Pheromone communication among the members of a colony plays an essential role in regulating its social life. Apart from the queen pheromones and the alarm pheromone mentioned above, scent-gland pheromones, known as Nasomov pheromones, are used by workers of A. mellifera to mark the site of a food that has little or no scent, in order to assist other foragers in locating the site. The same pheromones are also used extensively by workers in indicating the hive location, and during the process of swarming.
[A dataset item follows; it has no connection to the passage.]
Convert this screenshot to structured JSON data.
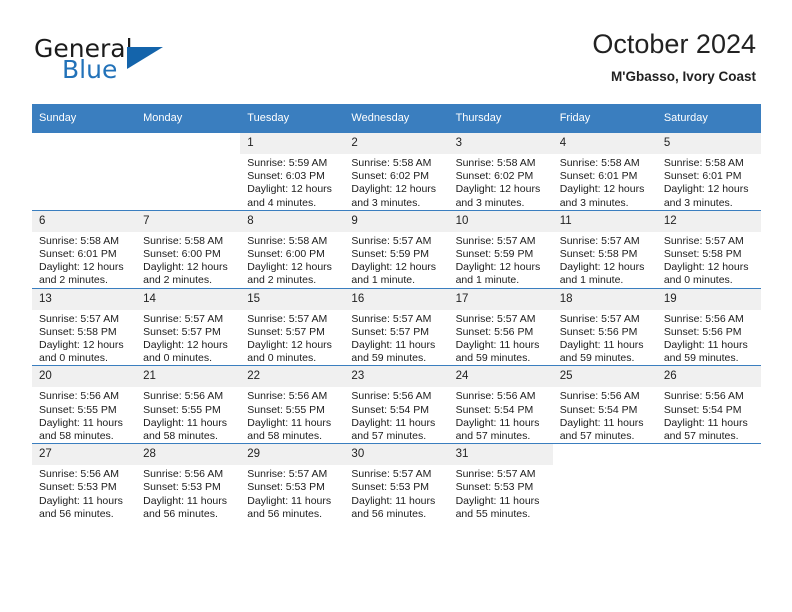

In addition to chemical communication through pheromones, workers of all honeybee species are able to attract their nest-mates to a crop by dancing, scouts announcing the discovery of a new home site or, more often, food source in this manner. The distance from the hive and the direction of the food source are conveyed through a dance "language", which has two important basic forms: the round dance and the tail-wagging dance. The round dance indicates that food is near the hive, and therefore does not give a direction, but the tail-wagging dance gives more details. The distance is indicated by the speed with which the dancer completes her dance cycle, while the direction is shown by the angle of deflection from the vertical made by the bee's abdomen while in movement, which is equal to the angle formed by the lines between the food source, the hive entrance and the sun. If the line of movement is upward, it signifies that the foragers should fly toward the sun, and vice versa. Further, if the dance indicates the presence of nectar, the scout will pause and give a small quantity of the nectar to her fellow-workers, while if the source consists of pollen, she will allow the others to inspect or perceive the odour of the pollen. Finally, the intensity of the dance indicates the richness of the food source: a vigorous dance, indicating a rich source, will attract numerous recruits, while a slower dance, indicating a poorer source, will on the contrary attract fewer recruits.